Plus le temps passe et plus les Français semblent être en désaccord avec leur sommeil. Mais il n’en est rien par rapport aux Inuits peuplant le cercle polaire, là où règne de mai à août la « nuit lumineuse ». Adeptes de pratiques bien éloignées des nôtres, ce peuple autochtone visualise le passage au lit d’une façon extrêmement différente.
Le lit en option
Tandis que le choix de la literie s’impose comme essentiel dans les traditions françaises, les Inuits paraissent moins exigeants. Preuve en est qu’ils peuvent dormir à peu près partout. À l’exception peut-être de la banquise… Des Esquimaux d’Alaska aux Inuits du Groenland, tous sont unanimes : dormir dans un lit est une option. Trouver Morphée peut se faire n’importe où. À même le sol ou bien sur un canapé, dans la culture inuit, s’assoupir peut même se faire durant une activité. D’ailleurs rares sont les Inuits qui dorment seuls.
Contrairement à nos lits doubles, souvent occupés par une seule personne, les autochtones des régions arctiques s’entassent les uns sur les autres lorsqu’ils choisissent le lit comme lieu de repos. La pratique porte le drôle de nom de cododo, pratique qui consiste à dormir à plusieurs, et non pas avec son nouveau-né comme en France. Mais du côté des Inuits, la coutume s’est perdue avec le temps. Elle va de pair avec les igloos, jadis utilisé durant l’hiver comme abri temporaire, désormais d’usage plus récréatif qu’utilitaire.
Dormir quand le Soleil ne se couche pas
Les Inuits ont également un rapport très particulier à la luminosité. Dans la chambre à coucher, la tradition veut qu’une lampe, une veilleuse, soit constamment allumée pour veiller sur le sommeil des Esquimaux. Mais si cette habitude est si tenace, à l’inverse du cododo, c’est parce qu’elle est en accord avec le climat arctique. De mai à août, les habitants du cercle polaire vivent en complicité avec la « nuit lumineuse ». Une jolie tournure pour expliquer que la nuit n’existe tout simplement pas durant cette période. Les Inuits doivent donc dormir coûte que coûte en coopération avec le Soleil.

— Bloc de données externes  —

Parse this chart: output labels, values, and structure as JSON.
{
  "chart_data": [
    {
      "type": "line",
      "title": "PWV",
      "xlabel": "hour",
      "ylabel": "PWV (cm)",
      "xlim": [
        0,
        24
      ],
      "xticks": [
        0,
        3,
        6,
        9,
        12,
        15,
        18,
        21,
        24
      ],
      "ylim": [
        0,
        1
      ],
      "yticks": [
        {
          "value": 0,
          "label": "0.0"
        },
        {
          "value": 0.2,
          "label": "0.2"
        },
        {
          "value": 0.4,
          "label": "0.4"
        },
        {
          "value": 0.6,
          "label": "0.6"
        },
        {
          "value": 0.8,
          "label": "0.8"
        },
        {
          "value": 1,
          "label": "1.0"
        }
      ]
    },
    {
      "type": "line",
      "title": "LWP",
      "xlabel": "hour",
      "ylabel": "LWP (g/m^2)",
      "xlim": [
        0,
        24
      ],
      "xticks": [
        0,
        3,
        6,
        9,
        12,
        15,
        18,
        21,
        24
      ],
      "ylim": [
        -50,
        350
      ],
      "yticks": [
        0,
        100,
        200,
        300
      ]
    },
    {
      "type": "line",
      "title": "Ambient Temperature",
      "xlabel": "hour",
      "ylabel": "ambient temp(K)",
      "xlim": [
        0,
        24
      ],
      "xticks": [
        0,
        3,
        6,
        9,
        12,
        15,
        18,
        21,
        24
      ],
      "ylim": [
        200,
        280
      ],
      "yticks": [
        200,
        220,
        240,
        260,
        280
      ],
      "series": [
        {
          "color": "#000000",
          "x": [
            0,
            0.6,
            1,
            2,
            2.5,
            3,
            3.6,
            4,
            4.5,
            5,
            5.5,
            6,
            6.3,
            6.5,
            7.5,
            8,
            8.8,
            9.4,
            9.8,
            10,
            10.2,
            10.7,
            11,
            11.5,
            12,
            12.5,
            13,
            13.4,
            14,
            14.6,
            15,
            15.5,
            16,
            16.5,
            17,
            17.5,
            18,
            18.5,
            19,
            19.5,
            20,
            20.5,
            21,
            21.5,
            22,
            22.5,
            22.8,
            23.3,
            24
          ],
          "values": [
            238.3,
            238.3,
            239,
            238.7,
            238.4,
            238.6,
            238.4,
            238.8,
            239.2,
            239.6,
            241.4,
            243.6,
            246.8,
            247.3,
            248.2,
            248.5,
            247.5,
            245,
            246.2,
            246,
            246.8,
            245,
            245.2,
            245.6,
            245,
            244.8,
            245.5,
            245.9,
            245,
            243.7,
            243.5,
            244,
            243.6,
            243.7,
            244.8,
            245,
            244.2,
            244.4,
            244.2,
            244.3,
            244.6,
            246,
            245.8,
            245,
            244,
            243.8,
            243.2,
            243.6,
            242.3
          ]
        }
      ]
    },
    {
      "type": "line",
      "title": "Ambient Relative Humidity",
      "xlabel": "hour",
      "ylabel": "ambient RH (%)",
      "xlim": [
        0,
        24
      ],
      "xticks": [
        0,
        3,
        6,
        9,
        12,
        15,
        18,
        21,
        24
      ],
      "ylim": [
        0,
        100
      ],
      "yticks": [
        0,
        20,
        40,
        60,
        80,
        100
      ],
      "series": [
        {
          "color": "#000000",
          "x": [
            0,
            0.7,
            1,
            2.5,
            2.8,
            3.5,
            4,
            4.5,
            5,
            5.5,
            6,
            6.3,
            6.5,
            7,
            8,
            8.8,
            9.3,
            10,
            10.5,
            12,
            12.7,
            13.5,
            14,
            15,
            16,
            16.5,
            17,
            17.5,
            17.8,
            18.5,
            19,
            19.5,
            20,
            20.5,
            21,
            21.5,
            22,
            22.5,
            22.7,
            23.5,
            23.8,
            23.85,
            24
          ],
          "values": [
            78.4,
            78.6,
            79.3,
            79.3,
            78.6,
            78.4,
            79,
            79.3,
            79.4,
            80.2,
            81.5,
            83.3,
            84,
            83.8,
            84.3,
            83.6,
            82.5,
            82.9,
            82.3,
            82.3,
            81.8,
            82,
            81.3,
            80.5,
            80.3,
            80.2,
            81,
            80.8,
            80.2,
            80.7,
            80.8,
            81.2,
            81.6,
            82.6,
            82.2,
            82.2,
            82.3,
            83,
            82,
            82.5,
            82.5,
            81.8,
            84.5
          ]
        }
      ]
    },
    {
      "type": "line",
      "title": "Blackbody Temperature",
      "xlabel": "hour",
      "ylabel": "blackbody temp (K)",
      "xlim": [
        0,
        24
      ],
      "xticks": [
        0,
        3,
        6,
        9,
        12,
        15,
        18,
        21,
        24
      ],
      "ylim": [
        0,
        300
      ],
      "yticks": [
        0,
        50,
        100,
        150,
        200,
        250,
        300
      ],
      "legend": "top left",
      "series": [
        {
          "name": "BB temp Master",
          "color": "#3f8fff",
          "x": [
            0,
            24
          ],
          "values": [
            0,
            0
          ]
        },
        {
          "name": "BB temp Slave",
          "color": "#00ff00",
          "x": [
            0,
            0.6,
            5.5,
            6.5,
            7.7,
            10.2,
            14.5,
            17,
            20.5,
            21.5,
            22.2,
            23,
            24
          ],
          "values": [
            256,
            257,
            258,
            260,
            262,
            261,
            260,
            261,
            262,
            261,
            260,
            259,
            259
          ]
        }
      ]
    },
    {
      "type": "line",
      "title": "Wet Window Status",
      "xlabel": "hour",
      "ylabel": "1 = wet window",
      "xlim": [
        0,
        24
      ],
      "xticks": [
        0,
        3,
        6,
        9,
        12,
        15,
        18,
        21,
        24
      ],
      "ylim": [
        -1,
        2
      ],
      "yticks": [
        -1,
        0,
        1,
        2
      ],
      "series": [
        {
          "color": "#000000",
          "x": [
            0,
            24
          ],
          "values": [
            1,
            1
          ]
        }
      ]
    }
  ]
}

Face à cela, la communauté d’environ 150 000 âmes est contrainte d’adapter ses habitudes. Les nuits blanches sont ainsi très bien vues pendant ces quatre mois. Les hommes profitent par exemple des heures nocturnes pour faire le plein de poissons. Il arrive même parfois que les pêcheurs passent plusieurs nuits d’affilée sans s’assoupir. Mais après l’effort vient toujours le réconfort, et la récompense est de taille puisque les Inuits se donnent le droit de dormir sans compter, parvenant certaines fois à s’endormir plus de 18 heures durant. D’ailleurs, le clan s’inspire des pêcheurs en modifiant eux aussi leur cycle de sommeil quand vient la « nuit lumineuse ». Contrairement à l’hiver, période pendant laquelle les Esquimaux dorment un peu après midi, l’été est consacré à des « nuits matinales ». Le lit est alors occupé de 4-5 heures du matin jusqu’en fin de matinée.
Ce changement s’accompagne également de modifications dans le style de vie des clans. L’essentiel de l’activité dans les villages se déroule ainsi pendant les heures « de nuit ». Les voisins se rendent visite, des cérémonies autour de la danse, pratique très importante chez les Inuits, sont organisées… Et même quand la « grande obscurité » plonge durant la banquise dans le noir 24 heures sur 24, les Inuits tiennent leurs positions. Ils adaptent à nouveau leur rythme de vie, en se couchant plus tard, acclimatant leurs activités au climat, mais le clan demeure aussi soudé.